Trade and Industry Minister Rob Davies this week endorsed a massive hike in protection for the sugar industry following a recommendation from the International Trade Administration Commission (Itac).
Sugar, like wheat, is protected by a special variable tariff based on a dollar reference price.
This price is effectively what a fair price for sugar is deemed to be, and the tariff is automatically adjusted to reach that level.
Itac had recommended that the sugar reference price be raised from $566 (R8 373) a ton to $680. This is much less than the industry wanted – $856 a ton.
The effect is to raise the current R2.33 tariff on each kilogram of imported sugar to R4.20 a kilogram, which would just about eliminate the cost advantage of Brazilian sugar, which has been landing in South Africa at less than R5 per kilogram this year.

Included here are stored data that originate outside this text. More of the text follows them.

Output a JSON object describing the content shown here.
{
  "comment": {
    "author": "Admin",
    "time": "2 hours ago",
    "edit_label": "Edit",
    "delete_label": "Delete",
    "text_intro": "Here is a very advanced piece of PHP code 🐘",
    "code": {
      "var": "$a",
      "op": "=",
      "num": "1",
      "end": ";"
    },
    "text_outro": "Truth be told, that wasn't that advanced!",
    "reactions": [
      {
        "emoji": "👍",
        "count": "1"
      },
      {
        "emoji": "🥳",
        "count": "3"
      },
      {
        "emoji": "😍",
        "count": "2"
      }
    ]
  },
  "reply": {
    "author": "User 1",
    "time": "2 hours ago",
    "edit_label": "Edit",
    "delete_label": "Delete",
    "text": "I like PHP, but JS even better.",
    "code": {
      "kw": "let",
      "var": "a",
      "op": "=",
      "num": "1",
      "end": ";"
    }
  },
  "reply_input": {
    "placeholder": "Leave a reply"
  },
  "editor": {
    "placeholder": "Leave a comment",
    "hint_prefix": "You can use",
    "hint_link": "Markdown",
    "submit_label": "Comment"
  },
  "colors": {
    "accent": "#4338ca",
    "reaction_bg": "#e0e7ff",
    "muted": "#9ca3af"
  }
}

By way of comparison, sugar from Swaziland costs R8.63 per kilogram.
The additional protection has been justified in part by the effect the new sugar tax will have on primary sugar producers. The tax is paid by the manufacturers of sugary drinks and they have reacted by trying to reduce the use of sugar in their drinks.
Cooldrink manufacturers make up 38% of the market for sugar in South Africa.
Davies this week said there were commitments from the major sugar companies organised under the SA Sugar Association to “meaningfully” improve the prices they paid to small sugar cane farmers, which means that some of the benefit of the higher tariff wall should go to them.